La situation des droits de l’enfant au Maroc est loin d’être rose. Malgré les progrès qui ont été accomplis en matière de politiques publiques relatives à l’enfance, les lacunes sont de taille. A commencer par le cadre juridique. De nombreuses lois ont été votées au cours des cinq dernières années en matière de protection de l’enfance mais ces lois sont dépourvues de décret d’application et leur mise en place effective est lente et inégale. C’est ce qu’indique l’Unicef à travers plusieurs documents publiés à l’occasion de la Journée mondiale de l’enfant célébrée le 20 novembre. De nombreuses thématiques continuent d’être exclues du cadre légal notamment le travail des enfants dans le secteur traditionnel. L’Unicef cite à ce sujet plusieurs exemples d’inapplication de la loi: mauvais traitements aux enfants acceptés, pratiqués et non condamnés, exploitation sexuelle des enfants, migration de mineurs non accompagnés, travail de très jeunes enfants, naissances non déclarées, enfants abandonnés à la naissance, enfants des rues, Kafala… L’Unicef ne manque pas de souligner que 6.500 enfants sont abandonnés à la naissance chaque année et qu’il y a annuellement 10% d’enfants des rues en plus. Et ce n’est pas tout. 170.000 enfants de 7 à 15 ans sont exploités économiquement. Des chiffres qui ne renseignent pas sur l’effectif des enfants de 15 à 18 ans qui travaillent et les formes de travail invisible. Il faut aussi ajouter que plusieurs articles du Code pénal sont inadaptés face aux engagements internationaux du Maroc. L’Unicef note que la réponse opérationnelle des différents acteurs est également fragmentée, souvent ineffective à cause de manque de moyens humains et financiers. Sur le volet santé et nutrition, la situation est alarmante.

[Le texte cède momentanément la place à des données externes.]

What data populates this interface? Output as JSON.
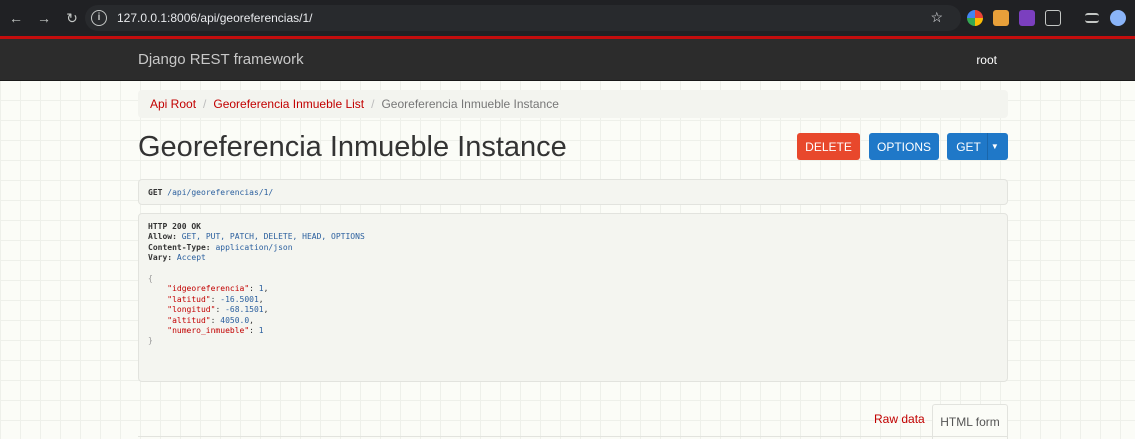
{
  "browser": {
    "url": "127.0.0.1:8006/api/georeferencias/1/",
    "icons": [
      "back-icon",
      "forward-icon",
      "reload-icon",
      "site-info-icon",
      "bookmark-star-icon"
    ]
  },
  "navbar": {
    "brand": "Django REST framework",
    "user": "root"
  },
  "breadcrumb": {
    "items": [
      "Api Root",
      "Georeferencia Inmueble List",
      "Georeferencia Inmueble Instance"
    ]
  },
  "page": {
    "title": "Georeferencia Inmueble Instance"
  },
  "buttons": {
    "delete": "DELETE",
    "options": "OPTIONS",
    "get": "GET"
  },
  "request": {
    "method": "GET",
    "path": "/api/georeferencias/1/"
  },
  "response": {
    "status": "HTTP 200 OK",
    "headers": [
      {
        "name": "Allow:",
        "value": "GET, PUT, PATCH, DELETE, HEAD, OPTIONS"
      },
      {
        "name": "Content-Type:",
        "value": "application/json"
      },
      {
        "name": "Vary:",
        "value": "Accept"
      }
    ],
    "body": [
      {
        "key": "\"idgeoreferencia\"",
        "value": "1"
      },
      {
        "key": "\"latitud\"",
        "value": "-16.5001"
      },
      {
        "key": "\"longitud\"",
        "value": "-68.1501"
      },
      {
        "key": "\"altitud\"",
        "value": "4050.0"
      },
      {
        "key": "\"numero_inmueble\"",
        "value": "1"
      }
    ]
  },
  "tabs": {
    "raw": "Raw data",
    "html": "HTML form"
  },
  "colors": {
    "accent": "#c20000",
    "primary": "#1f78c8",
    "danger": "#e8482c",
    "navbar": "#2c2c2c"
  }
}
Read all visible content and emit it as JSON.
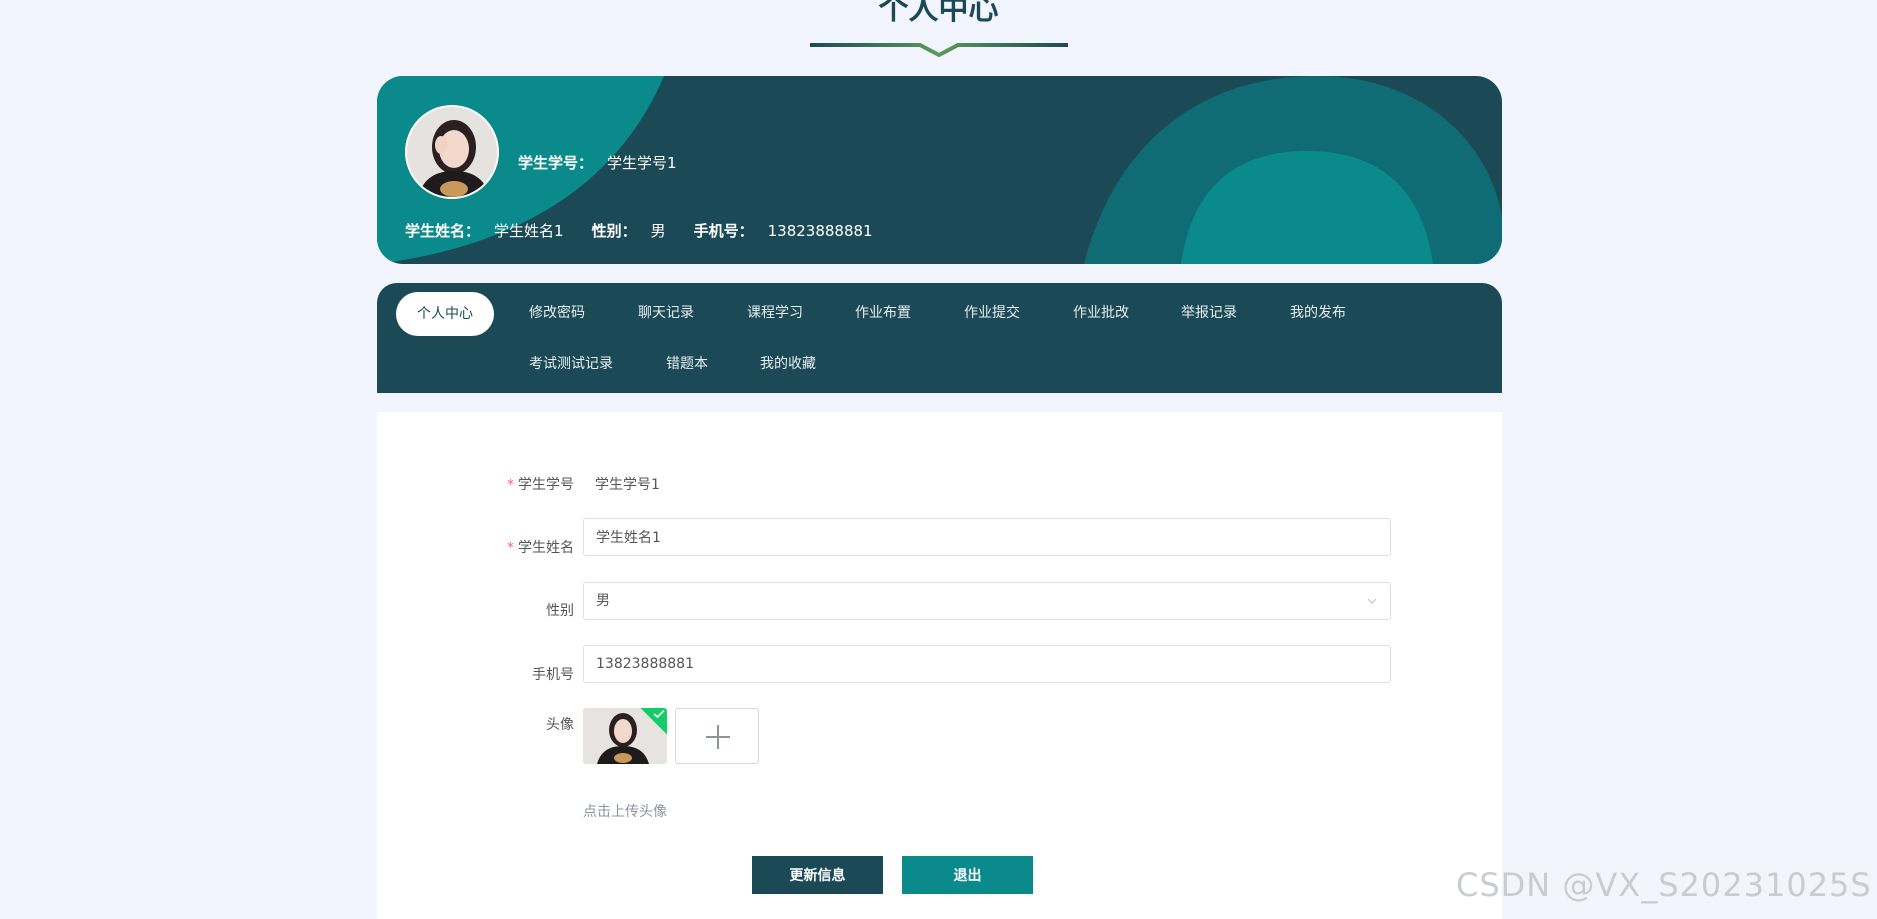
{
  "header": {
    "title": "个人中心"
  },
  "profile": {
    "student_id_label": "学生学号：",
    "student_id": "学生学号1",
    "name_label": "学生姓名：",
    "name": "学生姓名1",
    "gender_label": "性别：",
    "gender": "男",
    "phone_label": "手机号：",
    "phone": "13823888881"
  },
  "nav": {
    "items": [
      {
        "label": "个人中心",
        "active": true
      },
      {
        "label": "修改密码"
      },
      {
        "label": "聊天记录"
      },
      {
        "label": "课程学习"
      },
      {
        "label": "作业布置"
      },
      {
        "label": "作业提交"
      },
      {
        "label": "作业批改"
      },
      {
        "label": "举报记录"
      },
      {
        "label": "我的发布"
      },
      {
        "label": "考试测试记录"
      },
      {
        "label": "错题本"
      },
      {
        "label": "我的收藏"
      }
    ]
  },
  "form": {
    "student_id_label": "学生学号",
    "student_id_value": "学生学号1",
    "name_label": "学生姓名",
    "name_value": "学生姓名1",
    "gender_label": "性别",
    "gender_value": "男",
    "phone_label": "手机号",
    "phone_value": "13823888881",
    "avatar_label": "头像",
    "upload_tip": "点击上传头像",
    "required_mark": "*"
  },
  "actions": {
    "update_label": "更新信息",
    "logout_label": "退出"
  },
  "watermark": {
    "text": "CSDN @VX_S20231025S"
  },
  "colors": {
    "primary": "#1b4a56",
    "accent": "#0b8a8c",
    "background": "#f2f5fe",
    "success": "#13ce66"
  }
}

Les décès maternels et néonatals demeurent encore élevés. Malgré l’extension de la couverture vaccinale avec un taux dépassant 90%, près de 4 enfants sur 100 meurent encore avant l’âge de 5 ans. Ces enfants sont dans la majorité victimes d’infections respiratoires aiguës et de diarrhées. Les décès maternels sont estimés à 110 pour 100.000 naissances vivantes. Le programme de coopération 2007-2011 entre le ministère de la Santé et l’UNICEF vise à réduire les mortalités maternelle et néonatale à travers plusieurs axes dont l’amélioration de l’efficacité et la qualité des services de santé offerts. Selon l’Unicef, la persistance de carences nutritionnelles importantes constitue un déterminant majeur de cette situation. La carence en iode touche 22% des enfants de 6 à 12 ans. Selon une étude menée par l’UNICEF, la carence en iode coûte annuellement au Maroc , ce qui représente l’équivalent de 1,48% de son PIB soit 3,7 milliards DH (année de référence 2002). A noter que 18 % des enfants accusent un retard de croissance, ce qui aurait un impact inter-générationnel pour les jeunes filles. Concernant l’éducation, l’Unicef relève que le Maroc est sur la bonne voie pour assurer la généralisation de l’enseignement primaire mais le principal souci reste l’abandon scolaire. Près de 340.000 élèves quittent l’école chaque année. Pour remédier à cette situation, l’Unicef recommande la mise en œuvre de diverses actions d’éducation non formelle permettant de relancer des opportunités pour ces jeunes de rejoindre le système scolaire ou des systèmes d’éducation qualifiante et technique avec des compétences reconnues.